Em quais áreas pode atuar um Oceanógrafo?

O oceanógrafo pode seguir carreira acadêmica nas universidades e institutos de pesquisa, no terceiro setor (ONGs), em órgãos públicos, em secretarias municipais e estaduais de meio ambiente, em órgãos internacionais como a ONU, UNESCO, COI e pode prestar consultoria ambiental pra iniciativa privada ou órgãos governamentais. Um exemplo mais prático é que nós somos os profissionais que sabemos se é possível colocar uma plataforma de petróleo num lugar, porque estudamos as correntes, ondas, organismos que vivem ali, as mudanças sazonais, etc.”
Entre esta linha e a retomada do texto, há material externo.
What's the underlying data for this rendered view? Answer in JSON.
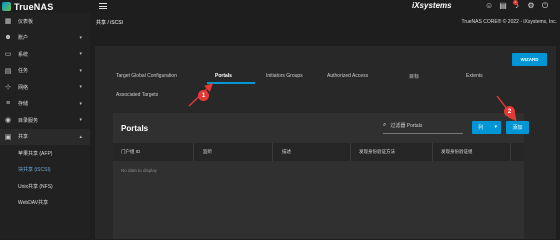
{
  "topbar": {
    "app_name": "TrueNAS",
    "app_sub": "CORE",
    "vendor": "iXsystems",
    "notification_count": "1",
    "icons": [
      "feedback-icon",
      "clipboard-icon",
      "bell-icon",
      "gear-icon",
      "power-icon"
    ]
  },
  "sidebar": {
    "items": [
      {
        "label": "仪表板",
        "icon": "dashboard-icon",
        "glyph": "▦",
        "caret": ""
      },
      {
        "label": "账户",
        "icon": "users-icon",
        "glyph": "👥",
        "caret": "▾"
      },
      {
        "label": "系统",
        "icon": "computer-icon",
        "glyph": "▭",
        "caret": "▾"
      },
      {
        "label": "任务",
        "icon": "calendar-icon",
        "glyph": "▤",
        "caret": "▾"
      },
      {
        "label": "网络",
        "icon": "network-icon",
        "glyph": "⊹",
        "caret": "▾"
      },
      {
        "label": "存储",
        "icon": "storage-icon",
        "glyph": "≡",
        "caret": "▾"
      },
      {
        "label": "目录服务",
        "icon": "directory-icon",
        "glyph": "◉",
        "caret": "▾"
      },
      {
        "label": "共享",
        "icon": "share-folder-icon",
        "glyph": "▣",
        "caret": "▴"
      }
    ],
    "subitems": [
      {
        "label": "苹果共享 (AFP)",
        "active": false
      },
      {
        "label": "块共享 (iSCSI)",
        "active": true
      },
      {
        "label": "Unix共享 (NFS)",
        "active": false
      },
      {
        "label": "WebDAV共享",
        "active": false
      }
    ]
  },
  "breadcrumb": "共享  /  iSCSI",
  "version": "TrueNAS CORE® © 2022 - iXsystems, Inc.",
  "wizard_label": "WIZARD",
  "tabs": [
    "Target Global Configuration",
    "Portals",
    "Initiators Groups",
    "Authorized Access",
    "目标",
    "Extents",
    "Associated Targets"
  ],
  "active_tab": "Portals",
  "panel": {
    "title": "Portals",
    "search_placeholder": "过滤器 Portals",
    "columns_label": "列",
    "add_label": "添加",
    "headers": [
      "门户组 ID",
      "监听",
      "描述",
      "发现身份验证方法",
      "发现身份验证组"
    ],
    "empty_text": "No data to display"
  },
  "annotations": [
    "1",
    "2"
  ],
  "colors": {
    "accent": "#0095d5",
    "marker": "#e53935"
  }
}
O que você está cursando no mestrado? 

“Desde 2017 já na graduação me envolvi na parte de pesquisa sobre poluição de resíduos sólidos nos rios e mares, participei de vários projetos, debates com parlamentares, comunicação desse assunto em palestras, congressos. Minha pesquisa foi sobre as trajetórias de resíduos plásticos no oceano Atlântico, quais áreas eram mais afetadas por esse lixo, e isso pode dar um panorama para os tomadores de decisão combaterem o lixo na fonte, o que ajuda nas políticas públicas também. Então sempre estive envolvida nesse tema, e com uma pesquisa na internet descobri o mestrado que estou fazendo agora chamado “Combate ao Lixo Plástico no Mar” no Instituto Asiático de Tecnologia uma universidade internacional na Tailândia, a única instituição no mundo que tem mestrado focado nesse tema, com bolsa do Governo do Japão.”

Por que estudar na Tailândia?

“O mestrado aqui é uma ótima oportunidade de estar em contato com pessoas, iniciativas e tecnologias de ponta para combater o problema do lixo no mar, porque eles estão investindo muito nesse tema, já que os 20 principais rios que mais poluem os oceanos estão na Ásia. Além de estar onde o problema mais acontece, é uma oportunidade incrível viver numa cultura completamente diferente, te faz enxergar a vida com outros olhos. 

Outra coisa que foi crucial para que eu tentasse vir foi ver o descaso que o Governo tem em relação a educação e a pesquisa no Brasil, com tantos cortes em bolsas de pesquisa, isso faz a gente querer também buscar oportunidades fora com certeza. Falo no plural porque tenho várias amigas fazendo mestrado, doutorado e pós doc fora por causa disso, nós não somos valorizadas no Brasil na nossa profissão, infelizmente. E só a ciência pode trazer soluções para nossa sociedade em todas as áreas. Se não fosse a ciência não teríamos vacinas, como vocês bem sabem, mas nós cientistas seguimos desvalorizados. É uma realidade triste que devemos mudar para avançarmos no Brasil.” 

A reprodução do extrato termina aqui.